小島動物病院AWC院長の小嶋です。PCAPとはPathology Centered Animal Practiceの略語で、‘病理学を中心にした動物の診療’です。ここでは動物の病理学に関わることを記載しています。2021年のテーマは‘超三流になる’です。もう一度、足元を見つめて、身近な病気を再度確認すること、所見をしっかり取ることをして、病理と臨床の事やそれに近しいことをまとめています。プラスαでは病理と日々の生活を結び付けて、少しだけアートなことをしたいです。今月は稀なリンパ腫と衝撃の事実/ちゃちゃ入れの参入です。
稀なリンパ腫(背景、腫瘍、病理の視点から)
背景: 最近、リンパ腫の診療をする際に、飼い主様もよく勉強されており、事前にリンパ腫であることを想定されて来院されることが多いです。よくよくお話を聞いてみますと、多くの方は多中心型リンパ腫をイメージされていることや、TB分類について理解されておられます。いっぽうで以前、当ブログでも紹介しましたように皮膚型リンパ腫は結構いけるよってお話しや全然予後の違う多中心型とT zoneリンパ腫を混同してしまっていることがあります。本当に詳細な事項については腫瘍や病理の各専門家がおられますので、当然にそちらを参照していただくこととして、ここでは他のもあるよ~っていうのを少しお知らせできればと思います。
概要:リンパ腫(Lymphoma)は骨髄以外のリンパ組織に由来する悪性腫瘍です。リンパ腫は肉眼的・組織学的特徴・免疫表現型(T or B)・臨床的特徴を組み合わせることで分類されます。また猫では白血病ウイルスに関与するものが過去には多くありましたが、現在ではその割合は減少傾向にあります。本ブログでは発生部位を紹介することにします。多中心型(肝臓や脾臓を含む全身性)が多い事は背景でも記載しましたが、発生頻度は落ちるものの猫の縦隔型、消化器型、節外型(皮膚、眼、鼻咽頭、腎臓、神経)などがあります。
診断は病理検査が重要で、最近の詳細な予後や治療法が広く得られる中では細胞診のみ(リンパ腫ってことが分かる)ではなく組織検査、免疫組織化学、遺伝子検査(浸潤度や免疫表現型が分かることで予後や治療法が分かる)を組み合わせることで、理解できることと実施できることが明確になってきていますので、ご担当の先生といろいろお話をしながら進めるのが良いと思います。正直言うと私もご紹介した‘稀な?’リンパ腫を専門的に診療しているわけではないので、遭遇する度に全部調べ直しをしている状態です(超三流です)。
所見(脳のリンパ腫):左大脳頭頂部の髄膜から灰白質にかけて腫瘍が形成されている。腫瘍ではリンパ球様腫瘍細胞がび漫性に増殖し、同時に多数の微小血管のVirchow-Robin腔への浸潤・集簇も認められる。腫瘍細胞は大小不同が明らかで核分裂像が頻繁に観察される。腫瘍細胞は免疫組織化学染色で抗CD20及びCD79α抗体で陽性を示した。本症例はてんかん発作を主訴に来院した猫ちゃんでした。脳以外には病変がなく、また発生部位が大脳皮質で典型的でないようで、なんだかなぁという感じです。

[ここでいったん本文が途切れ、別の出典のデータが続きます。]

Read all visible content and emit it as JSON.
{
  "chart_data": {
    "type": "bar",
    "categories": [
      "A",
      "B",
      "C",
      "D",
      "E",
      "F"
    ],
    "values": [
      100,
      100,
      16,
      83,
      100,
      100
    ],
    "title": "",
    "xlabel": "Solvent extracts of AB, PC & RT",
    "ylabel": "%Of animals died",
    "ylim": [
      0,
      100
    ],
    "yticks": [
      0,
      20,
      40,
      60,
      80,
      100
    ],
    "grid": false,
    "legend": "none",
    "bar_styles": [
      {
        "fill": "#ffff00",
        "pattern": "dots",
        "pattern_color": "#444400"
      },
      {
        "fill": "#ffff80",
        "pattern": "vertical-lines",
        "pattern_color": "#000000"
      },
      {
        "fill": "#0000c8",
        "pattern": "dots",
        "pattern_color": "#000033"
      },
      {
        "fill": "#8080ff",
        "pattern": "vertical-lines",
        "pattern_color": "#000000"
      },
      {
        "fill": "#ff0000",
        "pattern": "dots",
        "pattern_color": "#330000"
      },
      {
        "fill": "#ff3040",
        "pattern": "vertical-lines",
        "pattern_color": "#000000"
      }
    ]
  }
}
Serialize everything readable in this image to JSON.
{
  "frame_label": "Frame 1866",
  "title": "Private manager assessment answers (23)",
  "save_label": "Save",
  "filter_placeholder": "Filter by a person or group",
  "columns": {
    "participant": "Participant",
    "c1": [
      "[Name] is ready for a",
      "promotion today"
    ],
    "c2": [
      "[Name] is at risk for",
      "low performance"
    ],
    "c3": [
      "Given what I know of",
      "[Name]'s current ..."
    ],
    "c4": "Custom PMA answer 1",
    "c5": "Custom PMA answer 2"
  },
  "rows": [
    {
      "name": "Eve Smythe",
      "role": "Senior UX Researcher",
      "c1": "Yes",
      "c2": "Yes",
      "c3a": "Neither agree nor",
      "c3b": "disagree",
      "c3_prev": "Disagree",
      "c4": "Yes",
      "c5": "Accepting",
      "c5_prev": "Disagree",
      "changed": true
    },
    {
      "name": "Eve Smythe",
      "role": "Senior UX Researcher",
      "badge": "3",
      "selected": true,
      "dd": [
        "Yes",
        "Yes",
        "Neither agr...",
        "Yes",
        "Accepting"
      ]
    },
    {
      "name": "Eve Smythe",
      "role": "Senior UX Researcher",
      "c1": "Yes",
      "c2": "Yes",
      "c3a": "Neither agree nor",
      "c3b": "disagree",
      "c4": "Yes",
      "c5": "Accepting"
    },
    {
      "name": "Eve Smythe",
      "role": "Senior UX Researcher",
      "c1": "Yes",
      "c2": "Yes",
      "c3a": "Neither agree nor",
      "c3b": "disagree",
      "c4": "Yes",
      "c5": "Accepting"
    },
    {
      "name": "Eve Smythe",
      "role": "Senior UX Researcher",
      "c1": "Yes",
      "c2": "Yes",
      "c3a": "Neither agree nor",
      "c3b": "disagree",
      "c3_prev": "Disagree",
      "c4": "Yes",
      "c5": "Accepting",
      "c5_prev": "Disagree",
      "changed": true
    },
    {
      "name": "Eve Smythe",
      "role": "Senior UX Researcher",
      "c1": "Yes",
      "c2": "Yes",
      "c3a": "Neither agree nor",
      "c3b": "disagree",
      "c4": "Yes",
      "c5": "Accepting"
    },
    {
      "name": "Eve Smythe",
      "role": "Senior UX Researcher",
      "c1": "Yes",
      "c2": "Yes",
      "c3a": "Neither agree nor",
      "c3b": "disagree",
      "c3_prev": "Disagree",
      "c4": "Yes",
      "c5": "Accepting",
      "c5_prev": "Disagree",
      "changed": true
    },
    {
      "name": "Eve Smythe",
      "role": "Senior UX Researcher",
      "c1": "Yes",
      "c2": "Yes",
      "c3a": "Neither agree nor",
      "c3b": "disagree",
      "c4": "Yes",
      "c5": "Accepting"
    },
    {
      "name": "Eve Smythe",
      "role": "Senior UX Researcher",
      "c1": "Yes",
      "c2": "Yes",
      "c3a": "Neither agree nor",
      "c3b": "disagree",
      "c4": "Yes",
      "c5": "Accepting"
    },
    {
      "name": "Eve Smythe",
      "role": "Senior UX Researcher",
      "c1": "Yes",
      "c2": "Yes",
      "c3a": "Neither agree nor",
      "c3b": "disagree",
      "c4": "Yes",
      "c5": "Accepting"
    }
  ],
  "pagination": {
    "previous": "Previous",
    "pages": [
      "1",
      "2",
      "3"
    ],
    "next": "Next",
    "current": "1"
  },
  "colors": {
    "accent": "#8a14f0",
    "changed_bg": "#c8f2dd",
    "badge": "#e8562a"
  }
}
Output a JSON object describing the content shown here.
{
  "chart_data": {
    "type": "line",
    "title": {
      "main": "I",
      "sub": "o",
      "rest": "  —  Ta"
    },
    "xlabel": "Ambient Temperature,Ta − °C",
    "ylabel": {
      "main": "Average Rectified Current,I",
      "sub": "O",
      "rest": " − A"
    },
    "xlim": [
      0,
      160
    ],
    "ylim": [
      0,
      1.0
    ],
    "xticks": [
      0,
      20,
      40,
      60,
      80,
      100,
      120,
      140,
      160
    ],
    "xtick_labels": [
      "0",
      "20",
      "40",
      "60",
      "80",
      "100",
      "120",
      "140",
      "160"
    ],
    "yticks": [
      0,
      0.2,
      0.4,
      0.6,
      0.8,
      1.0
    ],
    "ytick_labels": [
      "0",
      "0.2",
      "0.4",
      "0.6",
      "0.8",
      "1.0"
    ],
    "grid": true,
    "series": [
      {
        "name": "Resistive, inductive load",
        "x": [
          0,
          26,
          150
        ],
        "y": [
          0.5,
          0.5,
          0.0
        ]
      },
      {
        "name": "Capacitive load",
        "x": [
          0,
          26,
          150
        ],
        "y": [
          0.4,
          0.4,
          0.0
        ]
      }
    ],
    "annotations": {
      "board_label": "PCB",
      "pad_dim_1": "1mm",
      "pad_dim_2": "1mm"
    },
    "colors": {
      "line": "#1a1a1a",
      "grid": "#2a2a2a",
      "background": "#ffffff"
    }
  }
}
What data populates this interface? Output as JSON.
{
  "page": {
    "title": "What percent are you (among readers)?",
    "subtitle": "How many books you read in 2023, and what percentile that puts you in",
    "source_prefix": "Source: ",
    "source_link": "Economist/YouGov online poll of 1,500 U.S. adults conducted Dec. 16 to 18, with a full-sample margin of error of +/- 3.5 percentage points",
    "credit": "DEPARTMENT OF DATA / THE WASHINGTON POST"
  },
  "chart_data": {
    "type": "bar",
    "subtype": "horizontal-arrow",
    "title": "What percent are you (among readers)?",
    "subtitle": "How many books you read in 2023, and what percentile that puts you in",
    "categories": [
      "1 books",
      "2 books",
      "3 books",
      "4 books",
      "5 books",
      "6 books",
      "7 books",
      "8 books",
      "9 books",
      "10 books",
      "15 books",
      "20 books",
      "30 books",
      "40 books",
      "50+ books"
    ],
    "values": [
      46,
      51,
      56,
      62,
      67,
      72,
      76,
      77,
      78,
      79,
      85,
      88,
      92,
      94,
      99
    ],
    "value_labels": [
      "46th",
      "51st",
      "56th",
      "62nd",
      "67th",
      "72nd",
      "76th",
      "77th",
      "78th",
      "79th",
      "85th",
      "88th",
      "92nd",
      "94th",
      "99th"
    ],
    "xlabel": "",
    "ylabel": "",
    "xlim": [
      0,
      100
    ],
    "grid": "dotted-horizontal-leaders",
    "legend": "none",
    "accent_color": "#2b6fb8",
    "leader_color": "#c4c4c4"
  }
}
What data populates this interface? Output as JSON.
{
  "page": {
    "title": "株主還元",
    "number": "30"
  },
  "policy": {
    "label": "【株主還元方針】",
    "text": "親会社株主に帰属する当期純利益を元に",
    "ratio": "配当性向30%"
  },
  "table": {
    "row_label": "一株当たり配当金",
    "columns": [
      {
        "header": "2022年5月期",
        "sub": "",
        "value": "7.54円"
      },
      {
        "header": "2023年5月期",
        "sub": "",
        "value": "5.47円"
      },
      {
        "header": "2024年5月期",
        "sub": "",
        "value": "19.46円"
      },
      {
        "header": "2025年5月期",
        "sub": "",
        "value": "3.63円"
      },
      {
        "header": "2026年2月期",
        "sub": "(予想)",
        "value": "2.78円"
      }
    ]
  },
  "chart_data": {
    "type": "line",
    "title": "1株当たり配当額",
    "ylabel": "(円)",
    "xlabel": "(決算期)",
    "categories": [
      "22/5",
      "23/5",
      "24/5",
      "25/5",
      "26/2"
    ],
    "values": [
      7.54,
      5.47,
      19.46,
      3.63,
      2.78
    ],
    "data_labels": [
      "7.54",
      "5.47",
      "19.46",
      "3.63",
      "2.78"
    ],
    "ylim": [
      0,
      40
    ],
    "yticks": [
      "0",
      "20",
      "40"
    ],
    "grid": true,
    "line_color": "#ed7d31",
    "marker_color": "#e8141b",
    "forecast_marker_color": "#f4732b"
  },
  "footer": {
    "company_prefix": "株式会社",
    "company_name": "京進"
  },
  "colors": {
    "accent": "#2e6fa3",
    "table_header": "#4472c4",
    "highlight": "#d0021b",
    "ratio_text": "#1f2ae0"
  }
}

どうぶつPathoアート改めNS cap‘動物の臨床と病理と何かいいもの勉強会:Animal Clinical Pathological Something Nice: 今年はどうぶつPathoアートということで、芸術的なことをやろうと思っていたのですが、絵心ゼロで早々に撤退し、NS capに移行しました。見かねたスタッフがPCAPアートを始めました。当院スタッフには絵が上手な人や音楽が上手な人、話が上手な人など、様々な才能を持った人たちがいます。そのような才能を引き出してお仕事に活かしていただければ嬉しいなと思っています。多様性ですね。